Not even 10 years ago, if you had family in Australia, you might wait for an email to show up. Its digital lines expressing health, wealth and happiness. Standard lines of how they were, wondering how you were. Maybe a mention of an upcoming vacation to a place you had never heard of, to see people you didn’t know. But it was a thread, a connection to the people you loved and who loved you.
And then 5 years ago, if you had friends in Italy, something magical happened. Instantaneous news that could flash on your screen the moment it was shared. You could see the photo of your friend’s twins. Freshly out of the cooker and bundled up with squishy faces and tiny hats that looked made for fingers instead of heads.
I can spend an hour a day reading what’s going on with my former neighbor who lives in Scotland now, or see the countless photos of the babies from all my friends across the globe. I’ve been watching those Italian twins grow up and pose in sunglasses and sandals. I’ve been following closely the travel plans of a friend in India complete with photos. I get to see each meal almost in real time. Watch her video of the traffic along the dirt paved streets. I’ve been tracking my Australian family’s move from the city to the beach, looking at the photos of one beautiful day after another. I’ve learned what matters to my friends and family. I see their world, even briefly, through their eyes. What excites them. What they think is worth sharing.
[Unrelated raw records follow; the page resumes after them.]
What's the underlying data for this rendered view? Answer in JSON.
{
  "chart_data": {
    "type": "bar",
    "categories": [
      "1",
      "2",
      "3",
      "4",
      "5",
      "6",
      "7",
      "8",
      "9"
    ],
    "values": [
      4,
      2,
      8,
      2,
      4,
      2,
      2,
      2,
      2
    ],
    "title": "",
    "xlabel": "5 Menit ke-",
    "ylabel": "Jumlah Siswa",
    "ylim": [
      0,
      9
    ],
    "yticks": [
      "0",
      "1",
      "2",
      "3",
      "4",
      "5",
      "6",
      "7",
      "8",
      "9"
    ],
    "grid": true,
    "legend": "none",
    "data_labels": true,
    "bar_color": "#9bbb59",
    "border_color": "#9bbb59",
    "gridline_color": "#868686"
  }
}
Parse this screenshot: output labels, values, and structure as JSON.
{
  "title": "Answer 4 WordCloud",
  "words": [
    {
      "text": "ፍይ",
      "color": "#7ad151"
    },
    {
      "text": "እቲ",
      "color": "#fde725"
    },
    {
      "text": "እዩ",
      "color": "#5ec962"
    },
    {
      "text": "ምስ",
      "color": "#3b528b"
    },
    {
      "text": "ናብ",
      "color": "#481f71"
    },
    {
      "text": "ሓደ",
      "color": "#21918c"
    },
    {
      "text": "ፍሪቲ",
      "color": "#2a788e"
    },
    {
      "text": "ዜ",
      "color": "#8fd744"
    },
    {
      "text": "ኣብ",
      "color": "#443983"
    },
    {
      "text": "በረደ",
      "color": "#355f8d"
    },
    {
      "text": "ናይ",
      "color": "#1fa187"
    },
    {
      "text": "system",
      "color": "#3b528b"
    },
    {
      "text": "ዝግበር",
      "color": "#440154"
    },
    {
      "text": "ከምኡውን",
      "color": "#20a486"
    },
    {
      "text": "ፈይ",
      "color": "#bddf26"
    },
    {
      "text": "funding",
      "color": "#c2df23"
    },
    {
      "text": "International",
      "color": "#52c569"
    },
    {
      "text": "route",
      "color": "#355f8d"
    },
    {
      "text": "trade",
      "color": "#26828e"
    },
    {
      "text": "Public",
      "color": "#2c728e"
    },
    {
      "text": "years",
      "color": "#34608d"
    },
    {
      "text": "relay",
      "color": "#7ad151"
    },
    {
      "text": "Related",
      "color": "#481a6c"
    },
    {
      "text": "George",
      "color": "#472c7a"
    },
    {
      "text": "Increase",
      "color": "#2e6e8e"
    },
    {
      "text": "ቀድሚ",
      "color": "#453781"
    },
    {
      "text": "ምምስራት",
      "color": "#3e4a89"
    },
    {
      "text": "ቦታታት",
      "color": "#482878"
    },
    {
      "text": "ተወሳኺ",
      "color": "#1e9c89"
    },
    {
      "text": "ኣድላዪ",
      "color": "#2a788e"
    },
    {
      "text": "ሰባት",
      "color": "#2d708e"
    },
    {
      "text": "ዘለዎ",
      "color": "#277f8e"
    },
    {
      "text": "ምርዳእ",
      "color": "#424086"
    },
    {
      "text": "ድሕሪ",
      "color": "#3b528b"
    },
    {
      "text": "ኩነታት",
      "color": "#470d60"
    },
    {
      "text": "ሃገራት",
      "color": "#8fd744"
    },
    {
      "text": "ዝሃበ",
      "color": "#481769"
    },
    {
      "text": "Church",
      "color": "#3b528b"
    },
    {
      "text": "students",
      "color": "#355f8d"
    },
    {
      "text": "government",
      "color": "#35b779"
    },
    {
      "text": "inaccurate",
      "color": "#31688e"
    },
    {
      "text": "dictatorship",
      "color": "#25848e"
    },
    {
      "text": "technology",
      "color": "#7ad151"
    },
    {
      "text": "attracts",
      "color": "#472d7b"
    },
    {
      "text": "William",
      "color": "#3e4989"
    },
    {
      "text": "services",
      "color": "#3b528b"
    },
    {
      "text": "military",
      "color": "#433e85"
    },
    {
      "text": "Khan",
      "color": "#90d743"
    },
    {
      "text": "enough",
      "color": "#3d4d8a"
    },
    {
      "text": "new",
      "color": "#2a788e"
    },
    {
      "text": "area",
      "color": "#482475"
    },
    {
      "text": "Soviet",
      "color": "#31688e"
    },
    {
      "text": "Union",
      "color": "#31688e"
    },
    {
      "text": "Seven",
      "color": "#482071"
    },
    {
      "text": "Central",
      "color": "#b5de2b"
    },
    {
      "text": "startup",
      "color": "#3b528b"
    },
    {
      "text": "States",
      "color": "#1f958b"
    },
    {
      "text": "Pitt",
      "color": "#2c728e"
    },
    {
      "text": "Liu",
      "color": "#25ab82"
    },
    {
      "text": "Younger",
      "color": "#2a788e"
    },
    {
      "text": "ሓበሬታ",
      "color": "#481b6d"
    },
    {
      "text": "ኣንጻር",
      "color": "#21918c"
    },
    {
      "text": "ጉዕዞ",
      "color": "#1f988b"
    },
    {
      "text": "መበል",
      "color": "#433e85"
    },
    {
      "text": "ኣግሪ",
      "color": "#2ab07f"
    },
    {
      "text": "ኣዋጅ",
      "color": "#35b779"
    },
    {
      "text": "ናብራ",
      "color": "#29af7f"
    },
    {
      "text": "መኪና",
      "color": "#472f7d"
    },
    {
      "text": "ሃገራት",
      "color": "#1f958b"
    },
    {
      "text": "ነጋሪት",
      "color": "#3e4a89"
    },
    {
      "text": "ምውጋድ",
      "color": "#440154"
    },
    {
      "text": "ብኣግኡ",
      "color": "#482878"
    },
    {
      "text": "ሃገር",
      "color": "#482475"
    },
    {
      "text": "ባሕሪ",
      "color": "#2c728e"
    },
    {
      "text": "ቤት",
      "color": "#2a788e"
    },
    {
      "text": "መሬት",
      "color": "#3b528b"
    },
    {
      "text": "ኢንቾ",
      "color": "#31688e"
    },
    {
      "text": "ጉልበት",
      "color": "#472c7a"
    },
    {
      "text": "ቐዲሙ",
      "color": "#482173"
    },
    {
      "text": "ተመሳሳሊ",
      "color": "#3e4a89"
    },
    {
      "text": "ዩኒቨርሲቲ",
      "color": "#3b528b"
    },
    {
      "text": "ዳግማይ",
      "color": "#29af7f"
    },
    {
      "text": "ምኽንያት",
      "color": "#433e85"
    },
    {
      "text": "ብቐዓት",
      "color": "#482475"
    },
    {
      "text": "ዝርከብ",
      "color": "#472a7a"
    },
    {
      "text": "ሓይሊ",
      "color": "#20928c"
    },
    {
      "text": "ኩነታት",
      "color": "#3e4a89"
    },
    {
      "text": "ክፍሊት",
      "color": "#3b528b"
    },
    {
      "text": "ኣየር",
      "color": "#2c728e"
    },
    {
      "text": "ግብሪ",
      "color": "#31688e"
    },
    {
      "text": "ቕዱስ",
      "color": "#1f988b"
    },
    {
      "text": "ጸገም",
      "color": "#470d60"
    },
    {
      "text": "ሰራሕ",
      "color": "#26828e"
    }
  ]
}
It doesn’t interest me to rail about how cheap our communication has become as a result of this kind of technology. How lax and uninteresting our messages are (and frankly poorly spelled). How mundane and perhaps profane these kinds of updates have become. How self-focused they are.
I don’t care.
We are connected in a way that makes me appreciate this great big world and the people in it, experiencing it right now – and allowing me a little peek into their whole grand affair for just that moment.
Beautifully written. And a wonderful introduction to your blog!
I gotta say, when an English teacher says that I wrote something beautifully, it puts a spring in my step and a smile on my face. You made my day!
Well said! I’m happy to provide live updates online whilst throughly intoxicated and making poor decisions. I’m actually quite overdue to do just that. Will get on it!
I feel like I know your soul, David.
There’s a self-deprecating comment in here somewhere.
Kristel , your writing ability is Spellbinding, when does the great novel appear to those of under yore spell?